PIL filed against revised NEET PG cut-offs
This controversy has now reached the Supreme Court where a public interest litigation (PIL)has been filed questioning the drastic cut-off decrease in NEET PG 2025 cutoff scores. The petitioners have pleaded that the change in cutoff criteria at a time when the examination and counselling cycle had already begun is not acceptable on the criteria of fairness, transparency, and predictability in large-scale medicine entrance exams. They have further argued that it will undermine merit and impact patient safety.Media reports say the Supreme Court will hear the case soon, highlighting the seriousness of the issue and its impact on medical education and healthcare across the country.

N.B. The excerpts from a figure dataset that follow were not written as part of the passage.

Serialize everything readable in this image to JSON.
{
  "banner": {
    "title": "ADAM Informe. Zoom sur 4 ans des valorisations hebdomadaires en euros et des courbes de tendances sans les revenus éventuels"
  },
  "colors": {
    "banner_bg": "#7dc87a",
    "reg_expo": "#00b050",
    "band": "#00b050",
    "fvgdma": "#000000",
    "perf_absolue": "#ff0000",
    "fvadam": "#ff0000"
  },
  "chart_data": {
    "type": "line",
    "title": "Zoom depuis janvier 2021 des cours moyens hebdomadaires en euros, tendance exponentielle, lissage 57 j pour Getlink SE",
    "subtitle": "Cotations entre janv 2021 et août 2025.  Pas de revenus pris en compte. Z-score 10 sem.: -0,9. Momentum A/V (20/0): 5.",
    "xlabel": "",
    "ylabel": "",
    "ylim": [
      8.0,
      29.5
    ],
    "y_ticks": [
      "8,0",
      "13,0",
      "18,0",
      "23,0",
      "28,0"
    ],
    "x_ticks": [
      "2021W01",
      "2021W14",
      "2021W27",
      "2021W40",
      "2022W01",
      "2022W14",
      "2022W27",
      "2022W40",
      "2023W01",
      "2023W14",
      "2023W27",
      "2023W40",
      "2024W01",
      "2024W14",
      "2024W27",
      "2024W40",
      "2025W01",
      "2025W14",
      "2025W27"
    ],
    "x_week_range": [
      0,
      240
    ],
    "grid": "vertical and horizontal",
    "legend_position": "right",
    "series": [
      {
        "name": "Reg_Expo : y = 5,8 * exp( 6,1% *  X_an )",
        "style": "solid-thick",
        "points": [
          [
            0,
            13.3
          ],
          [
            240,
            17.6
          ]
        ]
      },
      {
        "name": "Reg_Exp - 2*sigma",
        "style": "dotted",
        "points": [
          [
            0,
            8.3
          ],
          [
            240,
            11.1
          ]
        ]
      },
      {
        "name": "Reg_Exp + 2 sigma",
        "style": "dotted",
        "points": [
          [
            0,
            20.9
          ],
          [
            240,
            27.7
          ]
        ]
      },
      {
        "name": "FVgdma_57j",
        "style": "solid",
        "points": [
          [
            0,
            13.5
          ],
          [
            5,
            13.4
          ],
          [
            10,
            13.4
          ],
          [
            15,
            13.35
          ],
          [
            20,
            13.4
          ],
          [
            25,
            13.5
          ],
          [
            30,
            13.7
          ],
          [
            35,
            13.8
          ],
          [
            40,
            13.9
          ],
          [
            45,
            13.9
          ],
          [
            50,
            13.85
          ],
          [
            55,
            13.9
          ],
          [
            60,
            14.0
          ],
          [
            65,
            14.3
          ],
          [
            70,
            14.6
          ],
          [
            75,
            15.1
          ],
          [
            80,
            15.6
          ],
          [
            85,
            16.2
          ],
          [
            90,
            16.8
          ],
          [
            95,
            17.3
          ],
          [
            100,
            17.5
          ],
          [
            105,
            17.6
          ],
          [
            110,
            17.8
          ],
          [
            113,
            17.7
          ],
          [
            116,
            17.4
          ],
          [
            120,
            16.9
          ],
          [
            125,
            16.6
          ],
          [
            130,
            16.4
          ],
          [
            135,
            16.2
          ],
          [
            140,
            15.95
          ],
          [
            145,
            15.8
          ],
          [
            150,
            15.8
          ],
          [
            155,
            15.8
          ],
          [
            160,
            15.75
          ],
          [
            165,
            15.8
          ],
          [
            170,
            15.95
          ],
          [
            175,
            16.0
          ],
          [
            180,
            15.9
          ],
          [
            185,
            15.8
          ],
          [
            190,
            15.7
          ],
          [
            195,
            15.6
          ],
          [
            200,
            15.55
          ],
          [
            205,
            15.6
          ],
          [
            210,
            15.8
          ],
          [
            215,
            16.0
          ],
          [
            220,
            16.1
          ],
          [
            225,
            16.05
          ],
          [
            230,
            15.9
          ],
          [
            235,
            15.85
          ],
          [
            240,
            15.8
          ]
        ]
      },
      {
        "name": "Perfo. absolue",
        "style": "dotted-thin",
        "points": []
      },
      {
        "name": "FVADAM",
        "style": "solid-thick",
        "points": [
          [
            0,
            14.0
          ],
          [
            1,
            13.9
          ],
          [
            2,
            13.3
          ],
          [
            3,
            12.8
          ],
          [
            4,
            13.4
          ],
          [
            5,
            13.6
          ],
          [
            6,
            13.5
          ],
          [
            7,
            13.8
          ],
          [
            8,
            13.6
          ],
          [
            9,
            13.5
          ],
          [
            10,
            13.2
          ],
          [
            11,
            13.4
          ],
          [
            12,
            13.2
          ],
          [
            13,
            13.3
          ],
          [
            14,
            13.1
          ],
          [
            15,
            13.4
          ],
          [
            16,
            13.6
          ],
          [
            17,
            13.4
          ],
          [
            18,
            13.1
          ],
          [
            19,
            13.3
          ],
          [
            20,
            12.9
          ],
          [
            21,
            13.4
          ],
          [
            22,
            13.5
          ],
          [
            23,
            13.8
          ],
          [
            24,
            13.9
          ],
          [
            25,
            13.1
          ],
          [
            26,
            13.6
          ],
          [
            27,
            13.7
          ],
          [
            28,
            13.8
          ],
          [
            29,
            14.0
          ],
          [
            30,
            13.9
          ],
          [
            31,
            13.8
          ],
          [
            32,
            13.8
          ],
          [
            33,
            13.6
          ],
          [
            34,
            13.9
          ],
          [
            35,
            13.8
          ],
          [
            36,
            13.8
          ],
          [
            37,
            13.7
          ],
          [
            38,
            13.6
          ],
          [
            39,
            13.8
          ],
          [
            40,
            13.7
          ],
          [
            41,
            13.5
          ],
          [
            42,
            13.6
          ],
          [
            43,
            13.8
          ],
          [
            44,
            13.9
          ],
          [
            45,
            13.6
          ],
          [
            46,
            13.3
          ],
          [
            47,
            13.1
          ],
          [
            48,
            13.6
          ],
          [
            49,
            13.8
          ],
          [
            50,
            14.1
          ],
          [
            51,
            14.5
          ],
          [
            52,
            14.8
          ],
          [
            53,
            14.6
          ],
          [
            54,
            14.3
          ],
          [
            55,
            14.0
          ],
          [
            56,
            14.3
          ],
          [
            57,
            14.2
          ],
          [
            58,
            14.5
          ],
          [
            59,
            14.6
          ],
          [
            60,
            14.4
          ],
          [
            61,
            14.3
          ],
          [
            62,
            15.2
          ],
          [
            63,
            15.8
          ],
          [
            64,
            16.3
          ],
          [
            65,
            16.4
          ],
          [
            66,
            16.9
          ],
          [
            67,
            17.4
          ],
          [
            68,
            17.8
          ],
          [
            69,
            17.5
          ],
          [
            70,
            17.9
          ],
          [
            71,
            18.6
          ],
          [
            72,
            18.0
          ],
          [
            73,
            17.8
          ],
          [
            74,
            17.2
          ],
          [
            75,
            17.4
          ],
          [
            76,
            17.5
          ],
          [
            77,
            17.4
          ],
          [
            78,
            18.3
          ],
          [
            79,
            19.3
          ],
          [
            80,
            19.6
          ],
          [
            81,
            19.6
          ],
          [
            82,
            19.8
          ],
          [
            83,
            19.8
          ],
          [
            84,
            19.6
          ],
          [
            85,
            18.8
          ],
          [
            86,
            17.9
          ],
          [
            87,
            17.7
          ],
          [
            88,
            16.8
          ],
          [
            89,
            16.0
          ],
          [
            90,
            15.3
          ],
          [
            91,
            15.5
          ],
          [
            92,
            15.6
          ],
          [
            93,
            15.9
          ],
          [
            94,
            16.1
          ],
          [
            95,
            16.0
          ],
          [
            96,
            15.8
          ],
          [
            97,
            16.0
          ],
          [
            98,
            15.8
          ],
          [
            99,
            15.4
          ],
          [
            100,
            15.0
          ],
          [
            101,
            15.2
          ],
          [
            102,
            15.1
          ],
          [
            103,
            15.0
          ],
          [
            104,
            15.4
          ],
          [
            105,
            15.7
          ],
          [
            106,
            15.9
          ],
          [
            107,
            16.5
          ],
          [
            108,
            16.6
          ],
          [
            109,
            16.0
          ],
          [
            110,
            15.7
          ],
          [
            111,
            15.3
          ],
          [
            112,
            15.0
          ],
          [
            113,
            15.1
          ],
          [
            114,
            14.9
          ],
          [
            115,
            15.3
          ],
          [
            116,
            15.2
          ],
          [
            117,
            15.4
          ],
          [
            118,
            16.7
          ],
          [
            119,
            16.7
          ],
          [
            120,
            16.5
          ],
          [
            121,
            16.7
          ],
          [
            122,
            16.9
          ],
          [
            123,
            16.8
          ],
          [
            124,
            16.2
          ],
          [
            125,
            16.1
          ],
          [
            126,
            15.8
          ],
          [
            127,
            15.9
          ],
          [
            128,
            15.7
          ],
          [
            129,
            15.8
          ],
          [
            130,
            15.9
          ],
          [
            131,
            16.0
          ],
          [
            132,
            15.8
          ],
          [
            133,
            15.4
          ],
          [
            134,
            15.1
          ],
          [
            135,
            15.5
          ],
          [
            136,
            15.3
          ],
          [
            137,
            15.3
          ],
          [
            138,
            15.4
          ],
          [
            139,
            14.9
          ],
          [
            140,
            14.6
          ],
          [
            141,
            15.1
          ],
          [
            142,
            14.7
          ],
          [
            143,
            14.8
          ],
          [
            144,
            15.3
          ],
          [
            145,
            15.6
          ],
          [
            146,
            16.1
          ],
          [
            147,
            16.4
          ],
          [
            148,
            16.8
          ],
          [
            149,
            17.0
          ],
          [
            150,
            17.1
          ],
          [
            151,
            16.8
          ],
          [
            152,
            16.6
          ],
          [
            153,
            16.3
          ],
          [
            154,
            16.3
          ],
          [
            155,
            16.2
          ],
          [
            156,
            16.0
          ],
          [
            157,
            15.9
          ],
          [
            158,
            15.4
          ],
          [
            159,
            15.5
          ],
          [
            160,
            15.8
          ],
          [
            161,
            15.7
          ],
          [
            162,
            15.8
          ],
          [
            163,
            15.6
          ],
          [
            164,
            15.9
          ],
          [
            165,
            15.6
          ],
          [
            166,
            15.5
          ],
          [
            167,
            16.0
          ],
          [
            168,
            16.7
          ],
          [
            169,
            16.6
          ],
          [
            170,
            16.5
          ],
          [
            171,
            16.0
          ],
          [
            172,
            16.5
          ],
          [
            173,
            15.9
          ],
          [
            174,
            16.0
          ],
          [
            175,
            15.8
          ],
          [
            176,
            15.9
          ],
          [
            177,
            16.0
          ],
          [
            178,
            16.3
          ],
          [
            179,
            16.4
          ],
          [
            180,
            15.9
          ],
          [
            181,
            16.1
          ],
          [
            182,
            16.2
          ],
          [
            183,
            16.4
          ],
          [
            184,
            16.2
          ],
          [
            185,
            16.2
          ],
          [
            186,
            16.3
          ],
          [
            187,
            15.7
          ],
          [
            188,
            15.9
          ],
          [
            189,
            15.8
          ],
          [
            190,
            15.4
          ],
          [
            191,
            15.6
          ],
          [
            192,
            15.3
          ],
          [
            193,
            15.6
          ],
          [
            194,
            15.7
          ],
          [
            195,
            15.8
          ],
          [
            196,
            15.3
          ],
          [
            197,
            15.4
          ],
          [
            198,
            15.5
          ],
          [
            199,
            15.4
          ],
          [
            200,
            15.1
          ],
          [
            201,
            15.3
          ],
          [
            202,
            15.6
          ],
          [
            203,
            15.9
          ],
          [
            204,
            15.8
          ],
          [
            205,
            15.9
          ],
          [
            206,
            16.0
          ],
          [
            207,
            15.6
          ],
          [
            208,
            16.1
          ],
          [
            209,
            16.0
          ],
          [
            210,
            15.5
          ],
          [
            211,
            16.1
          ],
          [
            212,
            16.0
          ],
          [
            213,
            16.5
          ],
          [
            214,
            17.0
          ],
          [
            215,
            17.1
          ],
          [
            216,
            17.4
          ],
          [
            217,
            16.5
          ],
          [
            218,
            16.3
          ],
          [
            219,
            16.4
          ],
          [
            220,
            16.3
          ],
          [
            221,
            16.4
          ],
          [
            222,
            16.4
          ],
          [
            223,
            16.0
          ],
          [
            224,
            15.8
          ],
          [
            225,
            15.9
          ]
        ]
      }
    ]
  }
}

What this means for students and healthcare
For aspirants, the revised cut-offs expand eligibility for counselling, bringing a much larger pool of candidates into Round 3. However, seat allotment continues to be governed by original NEET PG ranks, meaning higher-scoring candidates will still be prioritised in the actual allocation process.The health system would directly be benefited by filling up long-vacant postgraduate seats and easing shortages of residents in teaching hospitals. But the critics caution that such sharp reductions in eligibility thresholds compromise the rigour in specialist training and, over time, harm the quality of care in an already stretched public health system.
The road ahead
NEET PG cutoff controversy is about more than simply an adjustment to a criterion for eligibility: it has become a rallying point for issues relating to meritocracy and good governance in medical school policy in India. While counseling sessions are under way and the Supreme Court is set to take up the challenge to this policy in court, all concerned in both health and educational circles will be waiting to see what might come to pass.